Parallel data loading #19

Open sheridana opened 11 months ago

sheridana commented 11 months ago

Currently we just use a batch size of 1 and set num_workers=0 during training. Since the model is pretty lightweight by default, we are slowing down training because we overload the cpu (the gpu processing is actually pretty fast and not memory intensive). But just setting num_workers>0 throws cryptic cuda errors and there doesn't seem to be super definitive documentation on the right way to handle all of the moving pieces. Some things to consider:

  1. worker_init_fn should probably be passed to the data loader with using multiple workers (for seeding), from docs: "If not None, this will be called on each worker subprocess with the worker id (an int in [0, num_workers - 1]) as input, after seeding and before data loading. ". An example worker_init_fn:
def worker_init_fn(self, worker_id):
     print(f'setting worker id: {worker_id}')
     np.random.seed(np.random.get_state()[1][0] + worker_id)
     if torch.cuda.is_available():
          torch.cuda.set_device(worker_id % torch.cuda.device_count())

Now running will actually print the error instead of throwing cryptic cuda errors:

RuntimeError: Cannot re-initialize CUDA in forked subprocess. To use CUDA with multiprocessing, you must use the 'spawn' start method

To fix this we'd need to set torch.multiprocessing.set_start_method('spawn'), i guess inside the main train function or config?

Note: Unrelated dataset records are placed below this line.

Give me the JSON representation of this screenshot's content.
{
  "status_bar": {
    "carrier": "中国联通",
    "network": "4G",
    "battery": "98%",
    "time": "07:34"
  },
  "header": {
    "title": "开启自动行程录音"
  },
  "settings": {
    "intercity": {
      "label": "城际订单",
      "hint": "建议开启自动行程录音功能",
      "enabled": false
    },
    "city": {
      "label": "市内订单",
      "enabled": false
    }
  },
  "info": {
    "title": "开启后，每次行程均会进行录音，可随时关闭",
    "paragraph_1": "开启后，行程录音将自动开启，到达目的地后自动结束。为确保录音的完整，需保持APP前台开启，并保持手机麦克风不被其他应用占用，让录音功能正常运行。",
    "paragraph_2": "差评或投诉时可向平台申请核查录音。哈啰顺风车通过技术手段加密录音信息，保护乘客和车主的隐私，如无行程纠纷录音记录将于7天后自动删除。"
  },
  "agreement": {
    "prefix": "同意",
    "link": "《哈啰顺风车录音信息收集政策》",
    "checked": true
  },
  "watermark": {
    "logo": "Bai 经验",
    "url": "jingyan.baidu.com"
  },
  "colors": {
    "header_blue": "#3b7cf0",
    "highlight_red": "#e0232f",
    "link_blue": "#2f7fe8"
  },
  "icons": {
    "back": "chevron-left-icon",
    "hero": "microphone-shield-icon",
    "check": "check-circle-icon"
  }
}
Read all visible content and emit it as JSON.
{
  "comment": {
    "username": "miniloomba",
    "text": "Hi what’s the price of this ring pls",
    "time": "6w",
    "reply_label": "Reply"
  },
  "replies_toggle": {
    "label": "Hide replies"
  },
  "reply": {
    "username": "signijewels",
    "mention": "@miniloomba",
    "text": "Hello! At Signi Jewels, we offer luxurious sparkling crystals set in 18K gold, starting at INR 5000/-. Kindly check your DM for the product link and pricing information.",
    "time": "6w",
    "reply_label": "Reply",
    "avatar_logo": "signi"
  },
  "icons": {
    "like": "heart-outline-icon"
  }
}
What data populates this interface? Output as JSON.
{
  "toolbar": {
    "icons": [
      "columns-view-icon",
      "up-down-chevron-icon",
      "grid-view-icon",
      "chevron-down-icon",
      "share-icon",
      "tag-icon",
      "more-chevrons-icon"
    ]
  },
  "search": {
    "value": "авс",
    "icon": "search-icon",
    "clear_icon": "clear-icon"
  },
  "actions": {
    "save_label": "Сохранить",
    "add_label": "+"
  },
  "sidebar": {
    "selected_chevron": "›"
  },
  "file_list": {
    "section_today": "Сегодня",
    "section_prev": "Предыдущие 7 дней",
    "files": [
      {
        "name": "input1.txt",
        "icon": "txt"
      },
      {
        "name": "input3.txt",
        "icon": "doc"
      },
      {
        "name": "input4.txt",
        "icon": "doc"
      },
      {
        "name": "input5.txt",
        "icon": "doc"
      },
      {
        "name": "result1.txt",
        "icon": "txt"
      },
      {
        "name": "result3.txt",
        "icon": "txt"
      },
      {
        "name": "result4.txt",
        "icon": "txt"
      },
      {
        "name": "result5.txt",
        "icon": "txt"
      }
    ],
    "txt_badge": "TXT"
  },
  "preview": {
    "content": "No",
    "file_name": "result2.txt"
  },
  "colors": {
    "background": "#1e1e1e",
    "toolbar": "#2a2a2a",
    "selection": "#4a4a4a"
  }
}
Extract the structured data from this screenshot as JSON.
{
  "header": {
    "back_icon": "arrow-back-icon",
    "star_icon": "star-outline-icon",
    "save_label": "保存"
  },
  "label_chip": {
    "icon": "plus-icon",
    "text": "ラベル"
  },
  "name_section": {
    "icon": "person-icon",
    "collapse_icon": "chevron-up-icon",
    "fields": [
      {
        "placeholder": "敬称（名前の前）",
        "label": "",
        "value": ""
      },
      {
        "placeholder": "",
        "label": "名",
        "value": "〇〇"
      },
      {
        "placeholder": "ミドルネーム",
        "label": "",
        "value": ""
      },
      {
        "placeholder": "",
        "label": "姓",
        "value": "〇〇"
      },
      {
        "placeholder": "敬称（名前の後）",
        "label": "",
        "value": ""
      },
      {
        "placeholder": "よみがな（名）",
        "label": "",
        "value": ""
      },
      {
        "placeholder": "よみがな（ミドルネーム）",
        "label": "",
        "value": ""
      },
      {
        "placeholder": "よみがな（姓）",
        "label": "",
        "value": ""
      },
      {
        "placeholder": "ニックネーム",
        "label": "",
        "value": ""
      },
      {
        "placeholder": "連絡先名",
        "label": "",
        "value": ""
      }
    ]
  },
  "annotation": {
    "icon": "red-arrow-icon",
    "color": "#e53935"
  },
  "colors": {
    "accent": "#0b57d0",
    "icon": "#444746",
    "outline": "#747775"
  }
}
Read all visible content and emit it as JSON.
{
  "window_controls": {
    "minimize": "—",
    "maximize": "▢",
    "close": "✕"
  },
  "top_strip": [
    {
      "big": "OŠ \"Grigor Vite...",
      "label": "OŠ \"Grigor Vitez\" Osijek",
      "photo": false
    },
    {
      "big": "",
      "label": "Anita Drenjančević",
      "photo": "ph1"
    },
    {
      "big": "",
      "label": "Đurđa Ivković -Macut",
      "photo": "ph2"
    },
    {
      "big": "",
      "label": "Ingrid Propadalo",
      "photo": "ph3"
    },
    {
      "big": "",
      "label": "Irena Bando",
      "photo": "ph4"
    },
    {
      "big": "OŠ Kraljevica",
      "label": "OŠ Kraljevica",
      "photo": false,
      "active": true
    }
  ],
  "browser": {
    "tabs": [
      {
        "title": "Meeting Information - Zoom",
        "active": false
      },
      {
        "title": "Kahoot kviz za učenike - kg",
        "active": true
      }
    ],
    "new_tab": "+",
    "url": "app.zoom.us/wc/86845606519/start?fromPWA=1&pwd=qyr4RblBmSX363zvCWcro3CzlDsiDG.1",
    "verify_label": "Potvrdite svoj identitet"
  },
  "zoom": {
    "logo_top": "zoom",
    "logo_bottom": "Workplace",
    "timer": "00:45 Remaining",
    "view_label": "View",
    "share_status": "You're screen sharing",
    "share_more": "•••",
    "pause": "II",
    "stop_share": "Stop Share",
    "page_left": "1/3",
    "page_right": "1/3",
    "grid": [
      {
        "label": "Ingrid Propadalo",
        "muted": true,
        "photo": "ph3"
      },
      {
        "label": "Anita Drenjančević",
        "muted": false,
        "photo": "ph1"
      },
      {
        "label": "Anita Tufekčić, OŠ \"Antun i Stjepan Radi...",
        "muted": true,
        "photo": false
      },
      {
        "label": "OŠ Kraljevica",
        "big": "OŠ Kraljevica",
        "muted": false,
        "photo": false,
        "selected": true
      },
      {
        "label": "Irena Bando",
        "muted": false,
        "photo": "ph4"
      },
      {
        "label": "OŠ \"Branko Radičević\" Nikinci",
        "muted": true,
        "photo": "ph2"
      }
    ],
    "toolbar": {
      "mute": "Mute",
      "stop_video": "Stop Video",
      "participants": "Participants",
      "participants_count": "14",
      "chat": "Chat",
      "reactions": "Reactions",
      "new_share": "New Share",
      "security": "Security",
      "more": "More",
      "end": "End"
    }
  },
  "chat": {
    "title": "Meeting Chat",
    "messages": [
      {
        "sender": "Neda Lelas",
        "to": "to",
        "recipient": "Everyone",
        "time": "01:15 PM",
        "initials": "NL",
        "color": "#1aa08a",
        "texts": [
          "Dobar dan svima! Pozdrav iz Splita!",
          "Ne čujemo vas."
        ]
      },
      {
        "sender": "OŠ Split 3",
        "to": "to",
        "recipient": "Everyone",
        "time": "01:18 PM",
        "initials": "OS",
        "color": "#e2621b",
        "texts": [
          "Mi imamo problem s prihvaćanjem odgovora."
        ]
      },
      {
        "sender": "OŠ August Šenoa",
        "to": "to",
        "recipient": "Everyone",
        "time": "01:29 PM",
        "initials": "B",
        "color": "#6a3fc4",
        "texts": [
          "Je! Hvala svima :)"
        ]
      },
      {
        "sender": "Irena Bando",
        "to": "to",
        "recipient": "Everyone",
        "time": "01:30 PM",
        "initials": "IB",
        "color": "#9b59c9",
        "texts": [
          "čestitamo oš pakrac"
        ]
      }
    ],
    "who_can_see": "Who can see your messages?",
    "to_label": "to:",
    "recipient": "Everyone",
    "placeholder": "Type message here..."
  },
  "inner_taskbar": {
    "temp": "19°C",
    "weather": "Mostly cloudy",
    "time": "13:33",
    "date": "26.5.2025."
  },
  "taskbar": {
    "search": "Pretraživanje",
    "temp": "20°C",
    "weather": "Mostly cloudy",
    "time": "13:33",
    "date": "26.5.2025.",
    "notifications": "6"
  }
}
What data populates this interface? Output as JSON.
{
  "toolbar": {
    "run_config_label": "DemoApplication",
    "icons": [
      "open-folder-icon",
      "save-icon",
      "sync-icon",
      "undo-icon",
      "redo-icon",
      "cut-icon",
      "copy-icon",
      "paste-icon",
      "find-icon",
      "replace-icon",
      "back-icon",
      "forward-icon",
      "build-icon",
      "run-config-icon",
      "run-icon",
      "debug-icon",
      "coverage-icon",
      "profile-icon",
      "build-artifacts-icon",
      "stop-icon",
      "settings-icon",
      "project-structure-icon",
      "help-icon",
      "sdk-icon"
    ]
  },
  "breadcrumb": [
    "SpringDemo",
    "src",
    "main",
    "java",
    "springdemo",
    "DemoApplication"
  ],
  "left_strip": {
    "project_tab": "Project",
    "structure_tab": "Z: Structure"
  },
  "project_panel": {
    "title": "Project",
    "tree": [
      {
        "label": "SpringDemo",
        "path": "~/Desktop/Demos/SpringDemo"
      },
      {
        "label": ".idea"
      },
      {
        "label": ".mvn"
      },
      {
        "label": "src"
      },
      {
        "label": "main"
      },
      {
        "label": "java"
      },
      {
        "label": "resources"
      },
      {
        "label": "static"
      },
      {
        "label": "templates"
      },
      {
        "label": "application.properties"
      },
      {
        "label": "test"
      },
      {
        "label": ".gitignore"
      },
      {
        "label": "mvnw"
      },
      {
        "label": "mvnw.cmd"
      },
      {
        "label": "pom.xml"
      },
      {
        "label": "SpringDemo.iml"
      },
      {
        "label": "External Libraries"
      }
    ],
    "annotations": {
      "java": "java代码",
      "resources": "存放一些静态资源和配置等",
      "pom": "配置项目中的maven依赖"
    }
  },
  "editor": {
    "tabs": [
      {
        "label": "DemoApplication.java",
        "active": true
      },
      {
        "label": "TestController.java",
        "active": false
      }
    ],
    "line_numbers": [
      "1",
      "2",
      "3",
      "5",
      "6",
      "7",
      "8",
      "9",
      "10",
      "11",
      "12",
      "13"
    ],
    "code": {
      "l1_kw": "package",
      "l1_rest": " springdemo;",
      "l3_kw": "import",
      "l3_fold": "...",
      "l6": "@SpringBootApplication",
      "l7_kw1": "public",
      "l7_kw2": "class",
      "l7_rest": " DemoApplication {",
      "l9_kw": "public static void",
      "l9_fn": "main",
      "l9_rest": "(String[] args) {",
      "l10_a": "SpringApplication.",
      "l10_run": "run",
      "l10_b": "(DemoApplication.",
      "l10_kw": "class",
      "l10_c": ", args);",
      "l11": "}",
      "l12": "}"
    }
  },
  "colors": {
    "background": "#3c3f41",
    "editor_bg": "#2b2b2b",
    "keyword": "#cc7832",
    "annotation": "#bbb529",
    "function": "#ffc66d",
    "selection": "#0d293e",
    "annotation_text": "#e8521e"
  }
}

Doing that will run things (at least until the following error), but is slow to initialize, i guess spawn is just much slower than fork? Or maybe some other things that need to be done.

  1. Calling spawn might then throw: torch RuntimeError: unable to open shared memory object in read-write mode: Too many open files (24) - and you'd need to set torch.multiprocessing.set_sharing_strategy('file_system'), but it looks like we already to this in the config.py?

  2. There are some other considerations, e.g pin_memory, collate_fn, batch_size (might also need to increase this from 1).

  3. Some of those flags are set differently inside TrackingDataset than inside Config. Just make sure we are overriding these prior to calling trainer.fit()

aaprasad commented 2 months ago

Yes I need to look into this. I think this is somewhat low priority bc currently the model is fast enough with our compute. Once we get close to release and people with less resources want to use it I'll try and fix it.